Extracting Pages based on content of PDF

First time user of PP Connect, and I’m having difficulty with extracting pages.

Thinking of using metadata but I’m running into an odd situation where I look for the specific word, say it’s on page 100 of 200 pages. The output winds up being from the page where I find the word to the end of the document instead of just that page.
The goal is to split 1 PDF into 3 groups. Foreigns, Multi’s and Regular.
For the foreign, I need to find the key word and take that page and the next and create a separate PDF (or PDFs depending on if there are more than one instance)
For the multi’s, Just finding Page N of N will probably do.
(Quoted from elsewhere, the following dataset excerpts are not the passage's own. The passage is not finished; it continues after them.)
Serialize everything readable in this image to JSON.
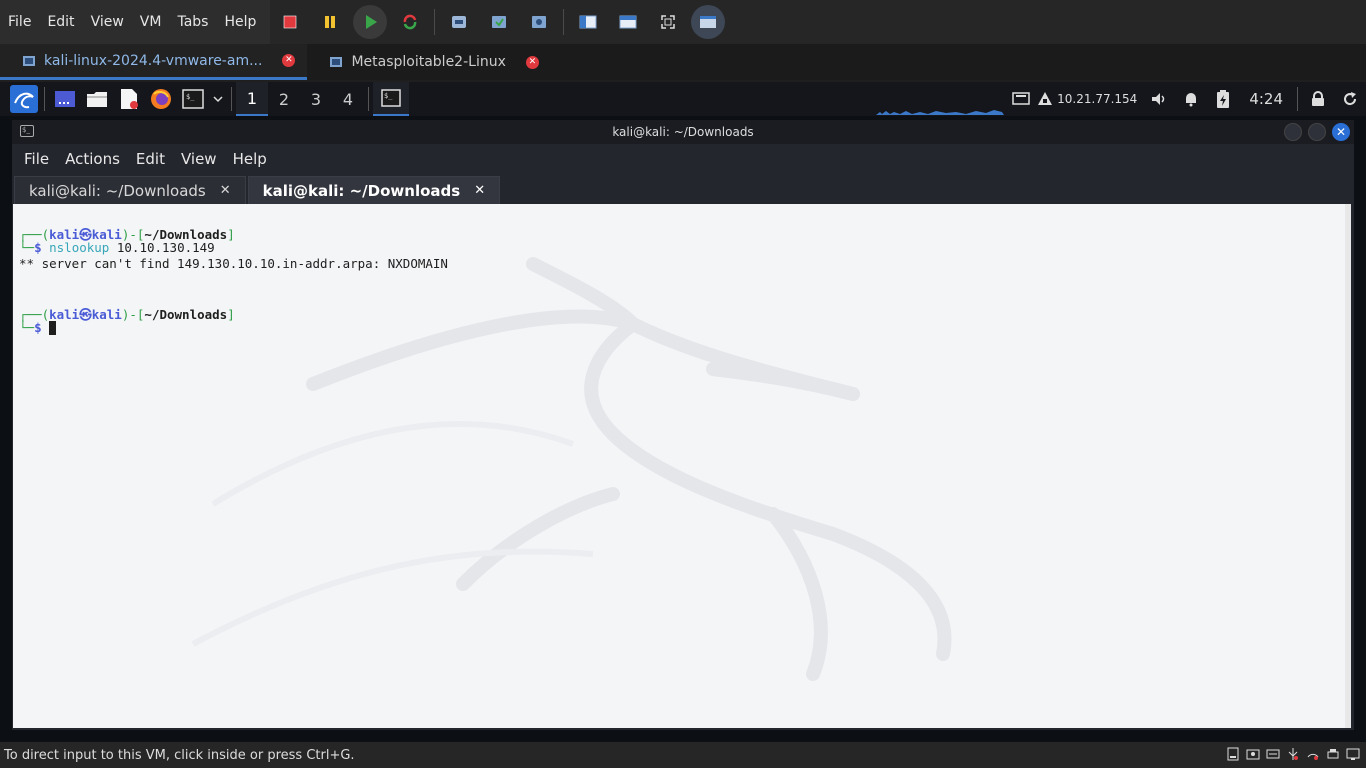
{
  "vmware": {
    "menus": [
      "File",
      "Edit",
      "View",
      "VM",
      "Tabs",
      "Help"
    ],
    "tabs": [
      {
        "label": "kali-linux-2024.4-vmware-am..."
      },
      {
        "label": "Metasploitable2-Linux"
      }
    ],
    "status_text": "To direct input to this VM, click inside or press Ctrl+G."
  },
  "kali_panel": {
    "workspaces": [
      "1",
      "2",
      "3",
      "4"
    ],
    "ip": "10.21.77.154",
    "clock": "4:24"
  },
  "terminal": {
    "title": "kali@kali: ~/Downloads",
    "menu": [
      "File",
      "Actions",
      "Edit",
      "View",
      "Help"
    ],
    "tabs": [
      {
        "label": "kali@kali: ~/Downloads"
      },
      {
        "label": "kali@kali: ~/Downloads"
      }
    ],
    "prompt": {
      "user": "kali",
      "at": "㉿",
      "host": "kali",
      "path": "~/Downloads"
    },
    "command": "nslookup",
    "command_arg": "10.10.130.149",
    "output": "** server can't find 149.130.10.10.in-addr.arpa: NXDOMAIN"
  },
  "colors": {
    "accent_blue": "#3c78c8",
    "prompt_green": "#2e9f46",
    "prompt_user": "#4a5bd6",
    "command_cyan": "#36a6b8",
    "close_red": "#e0393e"
  }
}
If i find Page 1 of 1 that’s a regular, anything else and it’s a multi. Those have backing pages as well, so even if it say 1 of 1, it’s 2 actual pages.

I’ve been digging for a few days on the OL Learn for this and I can’t find how it’s done. Scripting would probably do it real quick. If there was a script out there that I could look at, that might be good. Thank you.

Using metadata is the proper way to do this.

  • First, create basic metadata in passthrough mode
  • Then use the metadata Level Creation task to create document boundaries. You have to specify a condition that uniquely identifies each document. This is the key element in the entire process. At this stage, you don’t care if each document is Foreign, Multi or Regular, you just want the metadata to know where each document begins in the PDF.
  • Once that’s done, use a Metadata Sequencer and set it to sequence on each Metadata document
  • At this stage, the rest of the process will be dealing with individual documents. So you can use conditions to examine each document and look for markers indicating whether the document is Foreign, Regular or Multi.
  • When a condition is met, use a Send To Folder task to send each type of document to its own destination. If you want to concatenate all Multis and Regular documents into their own PDF, make sure to tick the Concatenate files option.